Los espejos deberían pensárselo dos veces antes de devolver una imagen.
Jean Cocteau1
Apuntaba entre líneas Lewis Carroll, antes de que Alicia se adentrara en el País de las Maravillas, que nunca podremos saber si la vida al otro lado del espejo es, en realidad, la nuestra o sólo la pura tendencia imitativa de unos seres sin alma que nos clavan la mirada cuando les acercamos el rostro, que sonríen si abrimos la boca y que nos devuelven una mueca amarga al preguntarles qué pasó con el niño que hace dos días se miraba en el cristal2.
El discurso publicitario se nutre de miradas a ese mundo que se despereza y desespera cada día en busca de una perfección sin formas; de vidas que, sin vivir del todo, persiguen ser quienes no son. De tanto pasear la vista entre frustraciones y esperanzas, la publicidad encontró una forma de narrar: en ella la enfermedad se convirtió en modélica y el síntoma patológico se transformó en el símbolo de una (in)felicidad construida a la vez a base de carencias y de sobras (esos kilos de más, esas arrugas…)3.

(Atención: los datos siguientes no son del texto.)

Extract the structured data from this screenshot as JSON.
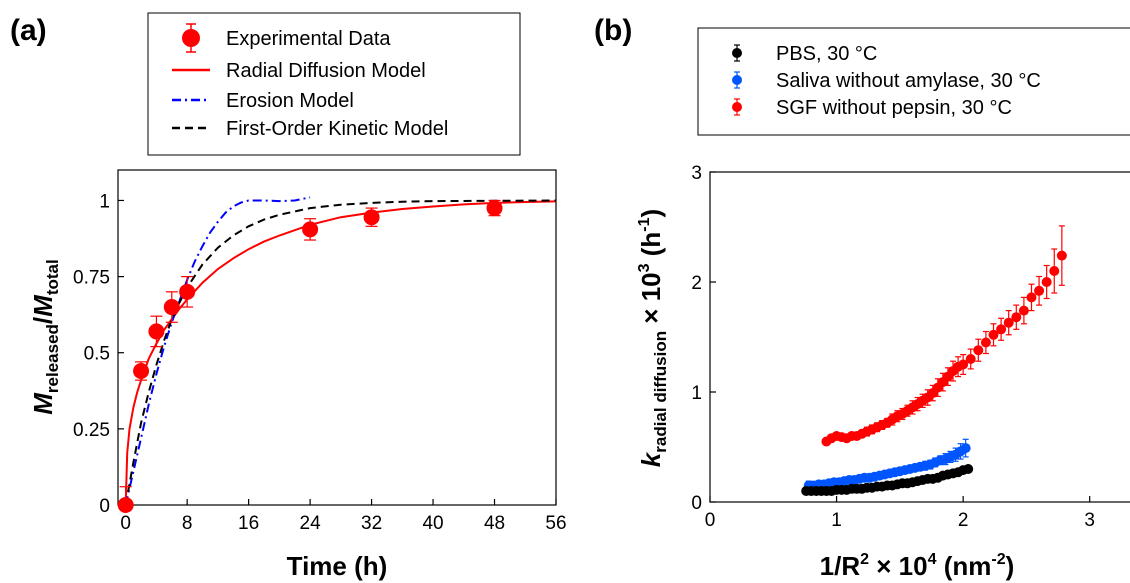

Hace más de 20 años los denominados productos light crearon un espacio propio en ese espejo (televisión, revista) frente al sofá: el espejo que te cambia la piel a golpe de mando a distancia. Mientras crees que eres tú quien lo controla (al espejo, y a tu cuerpo, imagen, esperanza). Cuerpos con marca registrada, despertares de la cama a la báscula, noches de blanco satén envasadas en tetra-brik desnatado. La caloría como sinónimo de cero, el cero como objetivo y forma de vida, la vida como historia de la nada.
Desde esa lente que desenfoca la realidad hasta convertirla en un mundo a la medida –no a la medida de la persona, sino de los intereses comerciales–, los anuncios transformaron la enfermedad bulímica en sinónimo de salud… ¡Utilizando para ello alimentos y productos! (bajos en calorías)! Y así la publicidad inventó historias que se parecían demasiado a las que, de la mano de los trastornos del comportamiento alimentario, llenaban la vida –es un decir– de millones de enfermos.
Bajo una errónea y a la vez imperativa idea de salud física y mental3, el discurso publicitario centrado en los productos hipocalóricos y adelgazantes utiliza impunemente desde hace años situaciones claramente paralelas a las que se describen en el diagnóstico de los trastornos del comportamiento alimentario: una percepción corporal distorsionada, el aumento de peso como amenaza recurrente, la delgadez como sinónimo de felicidad, el deporte transformado en purificadora necesidad, el verbo «cuidar» como eufemismo de controlar –de castigar, incluso–, el uso de laxantes como parte de la rutina cotidiana… Y en el espejo, nuevamente ese espejismo, como una vara de medir los miedos propios y la aceptación ajena. ¿Existen acaso espejos totalmente privados? ¿O son quizá todos espejos colectivos? Es difícil protegerse, aislarse por completo… Lo colectivo aparece, se inmiscuye, se cuela siempre en el espejo de cada alcoba.
La denominada publicidad light vende el espejismo de la esperanza. No son barritas con sabor a chocolate, ni caramelos sin azúcar. Tampoco son los multicolores vasos de yogur donde agonizan las porciones de fruta en conserva, ni siquiera las pastillas que transformaron a una acomplejada aprendiz de cantante en un mito.
A base de imágenes y metáforas, de música y de situaciones-en-ninguna-parte que podrían pasarle a cualquiera, el discurso publicitario vende sueños y difumina miedos: ser mirado, ser admirado, ser aceptado, ser querido, ser bello, estar delgado, no comer, no engordar, ser, no ser, estar…
En los productos bajos en calorías esta forma de construir y de narrarla existencia de los otros sin dejar de mirarnos a los ojos ha encontrado un campo de siembra minuciosamente abonado para una sociedad que, sin pensárselo dos veces, ha lanzado la moneda al aire en busca de respuestas, incapaz de saber dónde acaba el anuncio y dónde empieza nuestra piel4. O lo que es lo mismo, sin fuerza alguna para dejar de confiar a ciegas, con los ojos a la fuerza abiertos, en ese otro espejismo, huesudo y melodramático, que se nos aparece en las horas bajas y nos cuenta a voces que la vida no es vida si no persigue, muy de cerca, la muerte5.